OBJECTIVE Human blood glucose levels have likely evolved toward their current point of stability over hundreds of thousands of years. The robust population stability of this trait is called canalization. It has been represented by a hyperbolic function of two variables: insulin sensitivity and insulin response. Environmental changes due to global migration may have pushed some human subpopulations to different points of stability. We hypothesized that there may be ethnic differences in the optimal states in the relationship between insulin sensitivity and insulin response.

RESEARCH DESIGN AND METHODS We identified studies that measured the insulin sensitivity index (SI) and acute insulin response to glucose (AIRg) in three major ethnic groups: Africans, Caucasians, and East Asians. We identified 74 study cohorts comprising 3,813 individuals (19 African cohorts, 31 Caucasian, and 24 East Asian). We calculated the hyperbolic relationship using the mean values of SI and AIRg in the healthy cohorts with normal glucose tolerance.

RESULTS We found that Caucasian subpopulations were located around the middle point of the hyperbola, while African and East Asian subpopulations are located around unstable extreme points, where a small change in one variable is associated with a large nonlinear change in the other variable.

CONCLUSIONS Our findings suggest that the genetic background of Africans and East Asians makes them more and differentially susceptible to diabetes than Caucasians. This ethnic stratification could be implicated in the different natural courses of diabetes onset.
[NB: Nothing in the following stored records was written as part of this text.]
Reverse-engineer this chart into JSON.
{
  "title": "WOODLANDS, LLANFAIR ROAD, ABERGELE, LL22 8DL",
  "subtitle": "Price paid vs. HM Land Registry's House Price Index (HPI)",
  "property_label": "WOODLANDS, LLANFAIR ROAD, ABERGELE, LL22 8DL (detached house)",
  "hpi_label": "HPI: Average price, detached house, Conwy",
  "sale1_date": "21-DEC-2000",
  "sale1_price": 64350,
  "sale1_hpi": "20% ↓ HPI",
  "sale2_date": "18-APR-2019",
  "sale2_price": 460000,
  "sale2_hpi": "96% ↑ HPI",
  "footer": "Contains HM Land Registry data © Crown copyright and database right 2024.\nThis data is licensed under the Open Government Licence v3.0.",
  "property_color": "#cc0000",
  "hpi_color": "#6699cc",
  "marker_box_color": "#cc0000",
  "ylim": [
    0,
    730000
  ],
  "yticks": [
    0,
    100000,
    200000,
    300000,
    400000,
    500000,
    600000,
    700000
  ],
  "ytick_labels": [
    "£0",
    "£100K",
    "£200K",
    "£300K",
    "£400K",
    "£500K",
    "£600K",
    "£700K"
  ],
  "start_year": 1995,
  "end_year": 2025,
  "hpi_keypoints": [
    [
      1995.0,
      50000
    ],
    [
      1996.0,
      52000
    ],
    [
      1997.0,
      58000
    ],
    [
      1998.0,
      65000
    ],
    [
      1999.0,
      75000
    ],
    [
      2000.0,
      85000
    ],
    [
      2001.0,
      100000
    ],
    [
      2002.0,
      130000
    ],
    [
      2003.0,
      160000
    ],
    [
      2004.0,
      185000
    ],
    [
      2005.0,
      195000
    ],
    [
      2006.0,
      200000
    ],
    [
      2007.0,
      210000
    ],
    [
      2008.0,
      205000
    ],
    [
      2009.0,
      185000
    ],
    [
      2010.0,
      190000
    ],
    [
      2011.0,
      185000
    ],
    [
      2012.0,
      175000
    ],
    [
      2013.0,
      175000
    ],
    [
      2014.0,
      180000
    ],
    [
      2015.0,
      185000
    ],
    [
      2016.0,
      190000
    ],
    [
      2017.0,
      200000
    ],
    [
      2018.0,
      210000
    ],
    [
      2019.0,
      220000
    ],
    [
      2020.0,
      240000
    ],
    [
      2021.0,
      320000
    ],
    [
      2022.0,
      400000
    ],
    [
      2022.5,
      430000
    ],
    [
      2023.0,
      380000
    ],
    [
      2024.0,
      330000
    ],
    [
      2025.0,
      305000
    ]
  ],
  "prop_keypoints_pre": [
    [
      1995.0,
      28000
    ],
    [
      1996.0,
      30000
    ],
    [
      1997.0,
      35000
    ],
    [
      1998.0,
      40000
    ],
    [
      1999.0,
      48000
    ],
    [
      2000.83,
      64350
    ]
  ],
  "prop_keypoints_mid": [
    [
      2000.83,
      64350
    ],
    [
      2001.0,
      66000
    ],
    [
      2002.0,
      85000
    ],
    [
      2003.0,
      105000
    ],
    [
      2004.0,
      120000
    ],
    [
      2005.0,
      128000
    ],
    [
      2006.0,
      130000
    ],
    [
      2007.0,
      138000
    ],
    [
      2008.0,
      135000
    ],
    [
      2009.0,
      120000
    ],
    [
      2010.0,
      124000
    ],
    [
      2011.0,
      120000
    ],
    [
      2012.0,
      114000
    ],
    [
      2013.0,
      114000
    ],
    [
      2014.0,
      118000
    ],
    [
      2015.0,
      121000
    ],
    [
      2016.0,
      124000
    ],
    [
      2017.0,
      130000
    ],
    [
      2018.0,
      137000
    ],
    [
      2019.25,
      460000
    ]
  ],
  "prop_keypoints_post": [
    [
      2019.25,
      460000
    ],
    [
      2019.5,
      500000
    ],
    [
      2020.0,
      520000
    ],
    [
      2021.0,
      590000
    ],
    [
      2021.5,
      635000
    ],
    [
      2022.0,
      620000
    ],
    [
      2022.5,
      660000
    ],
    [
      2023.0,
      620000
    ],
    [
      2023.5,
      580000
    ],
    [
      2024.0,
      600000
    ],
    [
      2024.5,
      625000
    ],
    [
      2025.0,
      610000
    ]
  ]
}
Canalization is the way in which organisms develop phenotypic robustness as a response to genetic or environmental perturbations. This process ensures the stability of critical biological processes like blood glucose regulation. Canalization of this trait can be represented by a hyperbolic function of two underlying variables: insulin sensitivity and insulin response, as primarily described by Kahn et al. (1,2).

Global migration in the early history of Homo sapiens placed people in new environments, resulting in novel diets, food scarcity, different climates, and exposure to novel pathogens. These changes may have shifted population averages of factors that influence insulin sensitivity and secretion. They include body size, body composition, energy expenditure, storage, and heat production. As these factors changed, they may have disclosed cryptic genetic variation or adopted novel mutations, leading to disruption of the unique point of stable equilibrium of ancestral populations. As this process continued over hundreds of millennia, specific genetic and environmental perturbations may have pushed some subpopulations to different points of stability (1,35).

We hypothesized that there may be ethnic differences in the optimal states in the relationship between insulin sensitivity and insulin response and that these differences may depend on a population’s genetic or evolutionary history. To assess this hypothesis, we performed a systematic review and a meta-analysis of studies of the insulin sensitivity index (SI) and the acute insulin response to glucose (AIRg). Our analysis was done in cohorts in any of the three major ethnic groups: Africans, Caucasians, and East Asians. We found significant differences between the groups.